At Los Angeles International Airport, the airport’s Landside Access Modernization Program (LAMP) and terminal modernization projects are continuing as planned. But other airports are freezing work on major construction projects.
Salt Lake City International Airport (SLC) has 25 planes parked in ramp areas and de-icing pads, said airport spokeswoman Nancy Volmer. Inside the terminals, close to 50% of concessions are now closed.
Denver International Airport has closed one of its six runways and is now operating with one 24-hour checkpoint. Among a wide variety of other measures, the airport disabled the air hand dryers in restrooms to reduce the spread of germs, closed the Interfaith Chapel and is stopping valet parking in its east and west garages on April 10.

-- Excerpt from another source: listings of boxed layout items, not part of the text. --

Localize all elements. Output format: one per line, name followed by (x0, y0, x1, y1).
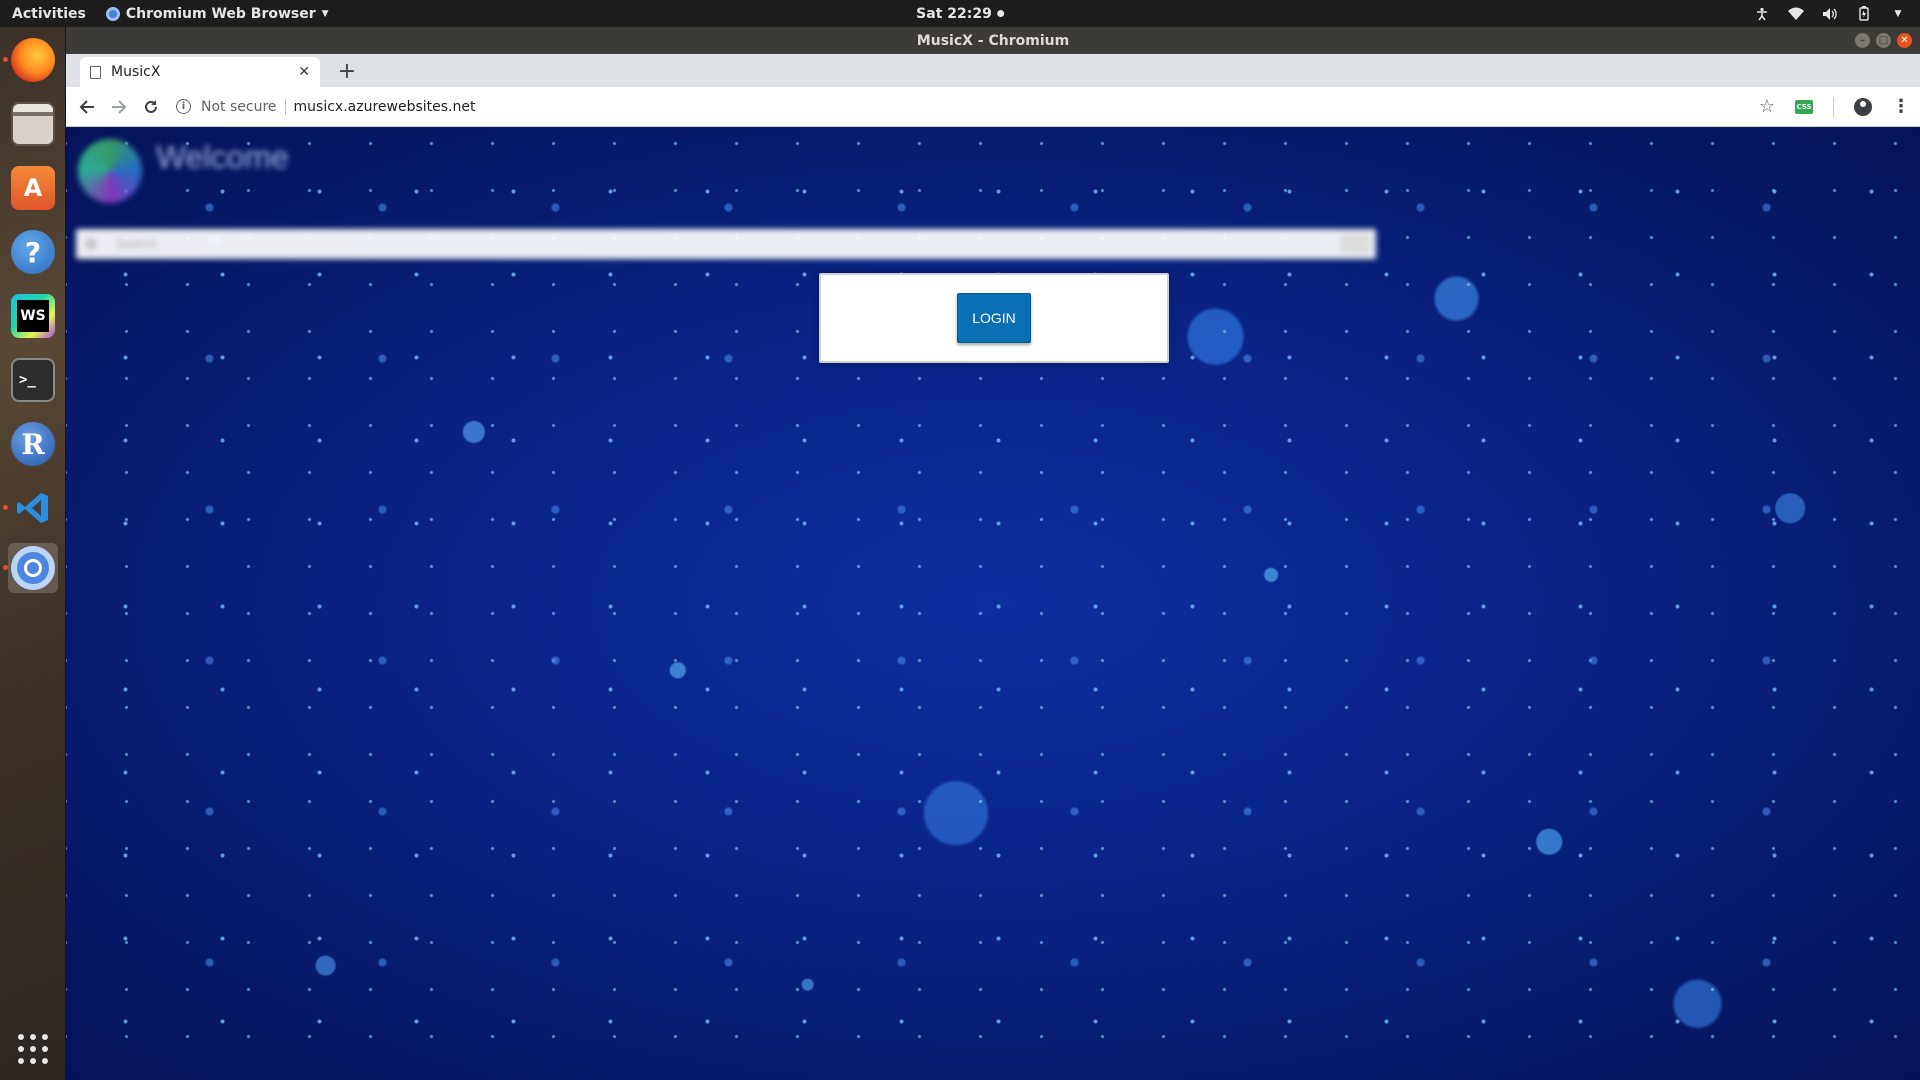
window-title: MusicX - Chromium (916, 32, 1070, 49)
close-tab-icon[interactable]: ✕ (298, 64, 310, 80)
firefox-icon (11, 38, 55, 82)
background-particles (66, 127, 1920, 1080)
running-indicator (3, 57, 8, 62)
chromium-icon (11, 546, 55, 590)
profile-icon[interactable] (1854, 97, 1872, 116)
dock-item-chromium[interactable] (3, 543, 58, 593)
dock-item-webstorm[interactable]: WS (8, 291, 58, 341)
show-applications-icon[interactable] (18, 1034, 48, 1064)
window-titlebar[interactable]: MusicX - Chromium – □ ✕ (66, 27, 1920, 54)
search-placeholder: Search (116, 237, 158, 251)
login-card: LOGIN (819, 273, 1169, 363)
back-button[interactable] (72, 92, 102, 122)
login-button[interactable]: LOGIN (957, 293, 1031, 343)
dock-item-r[interactable]: R (8, 419, 58, 469)
url-text[interactable]: musicx.azurewebsites.net (294, 99, 476, 115)
chromium-small-icon (105, 6, 120, 21)
ubuntu-software-icon: A (11, 166, 55, 210)
vscode-icon (11, 486, 55, 530)
bookmark-star-icon[interactable]: ☆ (1759, 96, 1775, 117)
system-menu-caret-icon[interactable]: ▼ (1890, 6, 1906, 22)
page-viewport: Welcome Search LOGIN (66, 127, 1920, 1080)
page-header: Welcome (78, 139, 289, 203)
volume-icon[interactable] (1822, 6, 1838, 22)
omnibox-separator (284, 98, 286, 115)
toolbar-separator (1833, 96, 1834, 117)
info-icon[interactable]: i (176, 99, 191, 114)
omnibox[interactable]: i Not secure musicx.azurewebsites.net (176, 92, 475, 122)
webstorm-icon: WS (11, 294, 55, 338)
notification-dot-icon (996, 10, 1004, 17)
toolbar-right: ☆ CSS ⋮ (1759, 96, 1910, 117)
forward-button[interactable] (104, 92, 134, 122)
help-icon: ? (11, 230, 55, 274)
tab-strip: MusicX ✕ + (66, 54, 1920, 87)
browser-toolbar: i Not secure musicx.azurewebsites.net ☆ … (66, 87, 1920, 127)
gnome-top-bar: Activities Chromium Web Browser ▼ Sat 22… (0, 0, 1920, 27)
wifi-icon[interactable] (1788, 6, 1804, 22)
site-logo (78, 139, 142, 203)
security-label[interactable]: Not secure (201, 99, 277, 115)
battery-icon[interactable] (1856, 6, 1872, 22)
reload-button[interactable] (136, 92, 166, 122)
search-submit-button[interactable] (1340, 234, 1370, 254)
search-icon (86, 239, 96, 249)
files-icon (11, 102, 55, 146)
accessibility-icon[interactable] (1754, 6, 1770, 22)
page-icon (90, 65, 101, 79)
clock-label: Sat 22:29 (916, 5, 992, 22)
running-indicator (3, 565, 8, 570)
welcome-title: Welcome (156, 138, 289, 175)
close-window-button[interactable]: ✕ (1897, 33, 1912, 48)
maximize-button[interactable]: □ (1876, 33, 1891, 48)
app-menu-label: Chromium Web Browser (125, 5, 316, 22)
minimize-button[interactable]: – (1855, 33, 1870, 48)
dock-item-terminal[interactable]: >_ (8, 355, 58, 405)
dock-item-ubuntu-software[interactable]: A (8, 163, 58, 213)
dock-item-firefox[interactable] (3, 35, 58, 85)
system-tray[interactable]: ▼ (1754, 6, 1906, 22)
clock[interactable]: Sat 22:29 (916, 6, 1004, 22)
kebab-menu-icon[interactable]: ⋮ (1892, 96, 1910, 117)
window-controls: – □ ✕ (1855, 33, 1912, 48)
terminal-icon: >_ (11, 358, 55, 402)
dock: A ? WS >_ R (0, 27, 66, 1080)
tab-title: MusicX (111, 64, 161, 80)
dock-item-help[interactable]: ? (8, 227, 58, 277)
search-bar[interactable]: Search (76, 229, 1376, 259)
new-tab-button[interactable]: + (334, 58, 360, 84)
activities-button[interactable]: Activities (12, 6, 86, 22)
tab-musicx[interactable]: MusicX ✕ (80, 57, 320, 87)
dock-item-files[interactable] (8, 99, 58, 149)
caret-down-icon: ▼ (321, 8, 329, 19)
dock-item-vscode[interactable] (3, 483, 58, 533)
extension-icon[interactable]: CSS (1795, 99, 1813, 114)
r-icon: R (11, 422, 55, 466)
app-menu[interactable]: Chromium Web Browser ▼ (105, 5, 329, 22)
running-indicator (3, 505, 8, 510)
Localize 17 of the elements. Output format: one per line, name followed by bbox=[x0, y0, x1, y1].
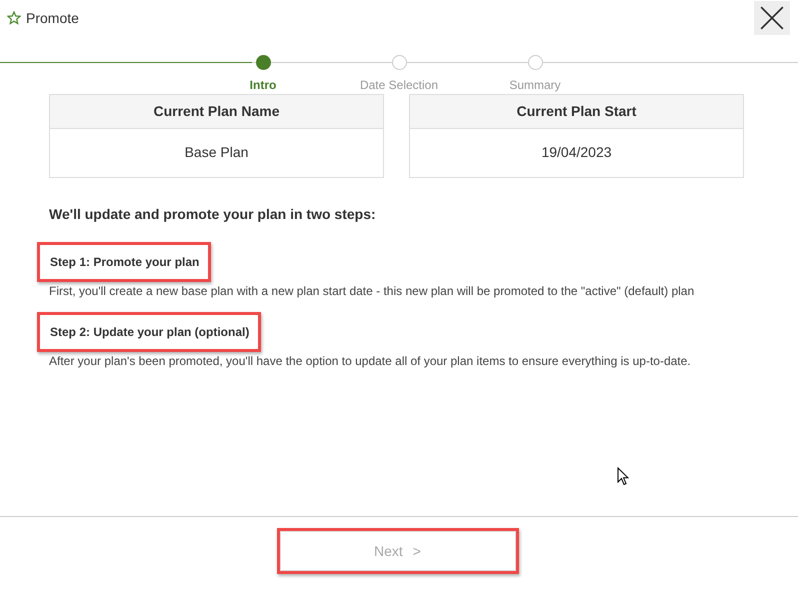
card-value: 19/04/2023 bbox=[540, 143, 613, 162]
step-title: Step 1: Promote your plan bbox=[50, 255, 200, 269]
card-value: Base Plan bbox=[184, 143, 250, 162]
card-header: Current Plan Start bbox=[410, 95, 743, 129]
card-header: Current Plan Name bbox=[50, 95, 383, 129]
close-button[interactable] bbox=[754, 1, 790, 35]
dialog-title: Promote bbox=[26, 10, 79, 26]
intro-heading: We'll update and promote your plan in two steps: bbox=[49, 206, 377, 222]
step-label[interactable]: Intro bbox=[250, 78, 276, 92]
cursor-icon bbox=[617, 467, 629, 486]
step-description: First, you'll create a new base plan with a new plan start date - this new plan will be promoted to the "active" (default) plan bbox=[49, 283, 696, 300]
step-description: After your plan's been promoted, you'll have the option to update all of your plan items to ensure everything is up-to-date. bbox=[49, 353, 692, 370]
step-label[interactable]: Date Selection bbox=[360, 78, 438, 92]
step-label[interactable]: Summary bbox=[509, 78, 561, 92]
step-title: Step 2: Update your plan (optional) bbox=[50, 325, 250, 339]
star-icon bbox=[7, 11, 21, 25]
step-dot[interactable] bbox=[256, 55, 270, 70]
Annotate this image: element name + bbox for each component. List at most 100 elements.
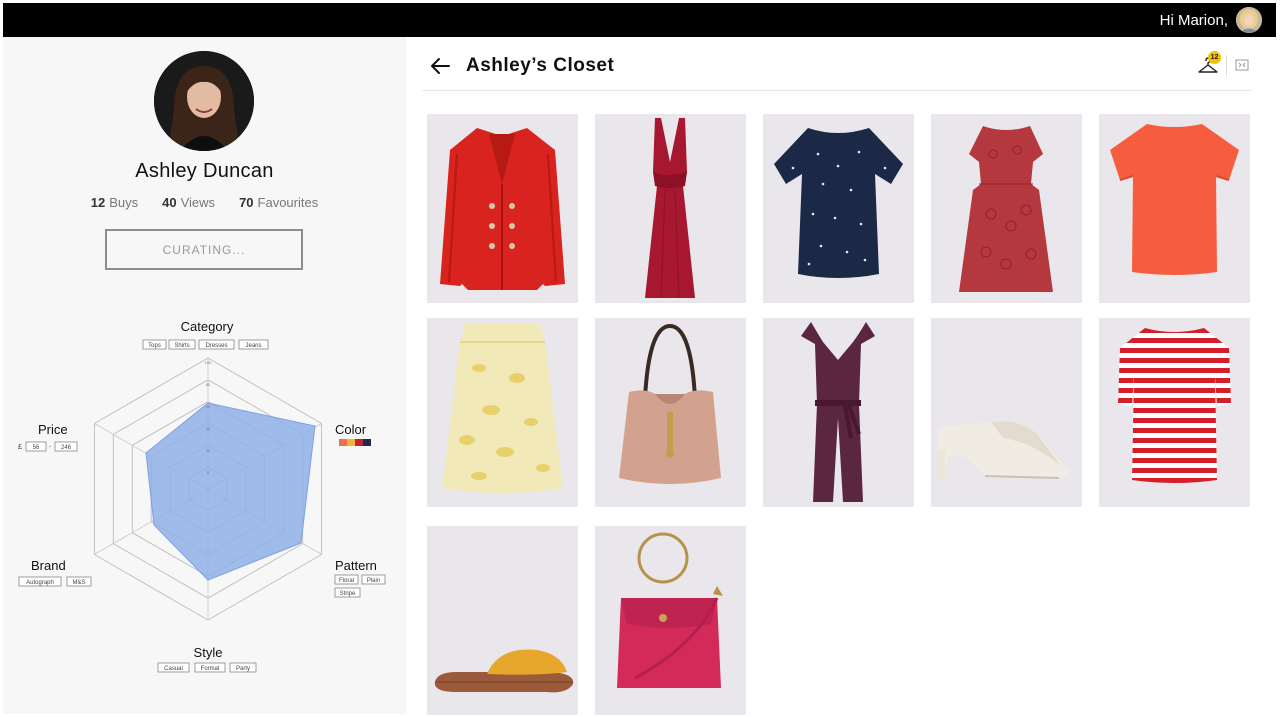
radar-ring [150, 422, 266, 556]
mule-icon [931, 318, 1082, 507]
category-tag[interactable]: Tops [142, 339, 167, 350]
jumpsuit-icon [763, 318, 914, 507]
expand-icon[interactable] [1235, 58, 1249, 72]
svg-text:M&S: M&S [72, 580, 85, 586]
color-swatch [339, 439, 347, 446]
closet-item-tan-tote-bag[interactable] [595, 318, 746, 507]
svg-text:Floral: Floral [339, 578, 354, 584]
svg-text:Stripe: Stripe [340, 591, 356, 597]
svg-text:Jeans: Jeans [245, 343, 261, 349]
svg-text:Party: Party [236, 666, 250, 672]
svg-text:Tops: Tops [148, 343, 161, 349]
axis-label-style: Style [194, 645, 223, 660]
svg-text:Formal: Formal [201, 666, 220, 672]
tshirt-icon [763, 114, 914, 303]
lace-dress-icon [931, 114, 1082, 303]
category-tag[interactable]: Jeans [238, 339, 269, 350]
profile-sidebar: Ashley Duncan 12 Buys 40 Views 70 Favourite… [3, 37, 406, 714]
header-divider [1226, 55, 1227, 77]
color-swatch [355, 439, 363, 446]
closet-item-yellow-floral-skirt[interactable] [427, 318, 578, 507]
curating-button[interactable]: CURATING... [105, 229, 303, 270]
brand-tag[interactable]: M&S [66, 576, 92, 587]
axis-label-pattern: Pattern [335, 558, 377, 573]
radar-tick: 0 [207, 470, 210, 475]
color-swatch [347, 439, 355, 446]
price-max[interactable]: 246 [54, 441, 78, 452]
closet-item-coral-top[interactable] [1099, 114, 1250, 303]
closet-item-pink-ring-bag[interactable] [595, 526, 746, 715]
axis-label-brand: Brand [31, 558, 66, 573]
axis-label-color: Color [335, 422, 367, 437]
radar-tick: 40 [206, 426, 211, 431]
closet-item-white-heeled-mule[interactable] [931, 318, 1082, 507]
closet-header: Ashley’s Closet 12 [422, 37, 1252, 91]
closet-panel: Ashley’s Closet 12 [406, 37, 1276, 715]
greeting-text: Hi Marion, [1159, 11, 1228, 29]
price-min[interactable]: 56 [25, 441, 47, 452]
closet-item-mustard-slide-sandal[interactable] [427, 526, 578, 715]
tshirt-icon [1099, 114, 1250, 303]
pattern-tag[interactable]: Plain [361, 574, 386, 585]
closet-item-red-striped-top[interactable] [1099, 318, 1250, 507]
ring-bag-icon [595, 526, 746, 715]
radar-ring [131, 401, 285, 577]
closet-item-red-blazer[interactable] [427, 114, 578, 303]
maxi-dress-icon [595, 114, 746, 303]
svg-text:246: 246 [61, 445, 72, 451]
category-tag[interactable]: Shirts [168, 339, 196, 350]
closet-item-navy-printed-top[interactable] [763, 114, 914, 303]
axis-label-category: Category [181, 319, 234, 334]
radar-ring [112, 379, 304, 599]
stat-buys: 12 Buys [90, 195, 139, 210]
brand-tag[interactable]: Autograph [18, 576, 62, 587]
back-arrow-icon[interactable] [428, 54, 452, 78]
preference-area [145, 402, 316, 581]
axis-label-price: Price [38, 422, 68, 437]
striped-top-icon [1099, 318, 1250, 507]
stat-views: 40 Views [162, 195, 216, 210]
user-avatar-icon [1236, 7, 1262, 33]
svg-text:Casual: Casual [164, 666, 183, 672]
radar-spokes [94, 358, 322, 620]
radar-rings [93, 357, 323, 621]
style-tag[interactable]: Casual [157, 662, 190, 673]
svg-text:Shirts: Shirts [174, 343, 189, 349]
radar-tick: 100 [205, 360, 212, 365]
style-tag[interactable]: Party [229, 662, 257, 673]
sandal-icon [427, 526, 578, 715]
svg-text:Dresses: Dresses [205, 343, 227, 349]
closet-item-burgundy-maxi-dress[interactable] [595, 114, 746, 303]
profile-name: Ashley Duncan [135, 160, 274, 182]
blazer-icon [427, 114, 578, 303]
profile-photo [154, 51, 254, 151]
closet-item-red-lace-dress[interactable] [931, 114, 1082, 303]
pattern-tag[interactable]: Stripe [334, 587, 361, 598]
closet-title: Ashley’s Closet [466, 55, 615, 76]
price-separator: - [49, 444, 52, 451]
closet-item-plum-jumpsuit[interactable] [763, 318, 914, 507]
style-tag[interactable]: Formal [194, 662, 226, 673]
category-tag[interactable]: Dresses [198, 339, 235, 350]
radar-ticks: 0 20 40 60 80 100 [205, 360, 212, 475]
svg-text:Autograph: Autograph [26, 580, 54, 586]
price-currency: £ [18, 444, 22, 451]
hanger-count-badge: 12 [1208, 51, 1221, 64]
user-avatar[interactable] [1236, 7, 1262, 33]
top-bar: Hi Marion, [3, 3, 1276, 37]
radar-ring [169, 444, 247, 534]
radar-ring [188, 466, 228, 512]
profile-photo-icon [154, 51, 254, 151]
svg-text:Plain: Plain [367, 578, 380, 584]
tote-icon [595, 318, 746, 507]
color-swatch [363, 439, 371, 446]
stat-favourites: 70 Favourites [239, 195, 319, 210]
profile-stats: 12 Buys 40 Views 70 Favourites [3, 195, 406, 210]
pattern-tag[interactable]: Floral [334, 574, 359, 585]
svg-text:56: 56 [33, 445, 40, 451]
radar-tick: 60 [206, 404, 211, 409]
skirt-icon [427, 318, 578, 507]
radar-ring [93, 357, 323, 621]
radar-tick: 20 [206, 448, 211, 453]
radar-tick: 80 [206, 382, 211, 387]
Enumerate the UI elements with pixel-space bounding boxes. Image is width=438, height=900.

And at Florida’s Jacksonville International Airport (JAX), both concourses remain open with only three of the airport’s 13 stores and three of its 15 restaurants operating. Because the airports’ volunteer ambassador program has been suspended, the airport’s traditional and very popular Mother’s Day flower giveaway has been canceled for this year.
“There are no volunteers to hand the flowers out and really very few passengers traveling through the terminal,” said JAX spokesman Greg Willis.
Seattle-Tacoma International Airport (SEA) reports that passenger counts are down as much as 90 percent. The airport’s children’s play area is closed, both the live music and the Visitor Pass programs are suspended and a long list of bars, restaurants and shops are shuttered.
To help concession operators, some of which opened new shops, bars and restaurants in just the last month as part of the airport’s expansion and modernization programs, the Port of Seattle established a short-term emergency relief package that includes a two-month deferral of rent and fees.
Airports elsewhere are figuring out how to help tenants as well.
Rent and fee deferrals will help in the short run, But the Airport Restaurant and Retail Association, which represents more than 20 large and small airport concessionaires, is asking U.S. airports to consider offering 12 months of rent abatement.
“Our businesses are part of the nature and character of airports and were projected to do $10 billion worth of sales in 2020,” said Pat Murray, ARRA Board Chairman and Executive Vice President at SSP Group, “$2.5 billion of that would have been paid in rent and fees to airports. Now we’re looking at a sales drop of over $9.5 billion.”
If some sort of relief isn’t offered, he said, “our sector may cease to exist.”